[Personal opinion only, no financial advice. Heed this at your own peril.]
So on Monday, a local law firm, Slater & Gordon, listed on our humble stock exchange, the first law firm to do so in this sunburnt country. This is the quintessential law firm... fighting for the battlers, setting right what the mega-corporates (and their larger lawyers) did wrong. Who wouldn't want to invest in something so representative of the tall-poppy syndrome? Apparently quite a few wanted a piece of this Aussie-ness; one week in the market and it's trading at $1.585, 58.5% higher than the listing price (maths skills remain sharp as ever).
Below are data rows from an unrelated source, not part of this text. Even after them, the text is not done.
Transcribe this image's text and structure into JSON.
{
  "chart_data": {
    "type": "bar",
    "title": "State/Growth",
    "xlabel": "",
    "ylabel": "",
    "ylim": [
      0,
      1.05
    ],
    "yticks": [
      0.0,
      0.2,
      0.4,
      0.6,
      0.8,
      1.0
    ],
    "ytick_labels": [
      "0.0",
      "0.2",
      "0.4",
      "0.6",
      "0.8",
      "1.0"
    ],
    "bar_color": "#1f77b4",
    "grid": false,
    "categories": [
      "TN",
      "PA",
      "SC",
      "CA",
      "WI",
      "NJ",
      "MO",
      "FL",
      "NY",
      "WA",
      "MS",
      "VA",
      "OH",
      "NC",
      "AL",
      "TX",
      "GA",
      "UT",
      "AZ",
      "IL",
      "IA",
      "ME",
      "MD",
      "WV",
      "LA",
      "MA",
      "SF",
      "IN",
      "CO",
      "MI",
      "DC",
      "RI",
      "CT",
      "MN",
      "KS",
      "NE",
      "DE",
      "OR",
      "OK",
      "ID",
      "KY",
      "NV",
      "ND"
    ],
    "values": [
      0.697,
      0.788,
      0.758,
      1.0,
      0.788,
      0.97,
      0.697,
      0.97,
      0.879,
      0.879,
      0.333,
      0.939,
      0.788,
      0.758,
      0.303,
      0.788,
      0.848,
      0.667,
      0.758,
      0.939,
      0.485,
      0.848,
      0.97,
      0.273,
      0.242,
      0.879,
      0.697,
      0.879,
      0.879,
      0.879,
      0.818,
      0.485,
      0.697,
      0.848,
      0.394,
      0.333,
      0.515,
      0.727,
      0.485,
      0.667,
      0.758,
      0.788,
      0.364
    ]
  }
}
Ignoring the perennial argument over whether the bookrunners underpriced the stock at launch, it is rather interesting (read: puzzling) what the appeal of this stock is. It's a tiny firm, and they do LITIGATION. They sue poor, defenseless, hardworking mega-corporations for a living. How much more anti-capitalist can you get?
Well, the irony is not lost on me. No way am I investing (a totally capitalist recreational pursuit) in an anti-capitalist company. So it's not the fact that it's a tiny firm that can't crack the biggest city in Oz and produces a tiny return on equity while booking dubiously valued "Work In Progress" which may or may not turn into cash. It's the fact that it clearly and unequivocally states that their duty is firstly to the courts, then to the clients, then to the shareholders... SHAREHOLDERS!! A DISTANT THIRD!! Well, I'm not joining this silly new "I Like Being Third" Club.
The funniest thing that will come out of this though, is when the inevitable writeoff of WIP happens, the company goes insolvent (hello, Knights) and there is a shareholder class action against the company... what if your clients ARE your shareholders?! I'll bring the popcorn.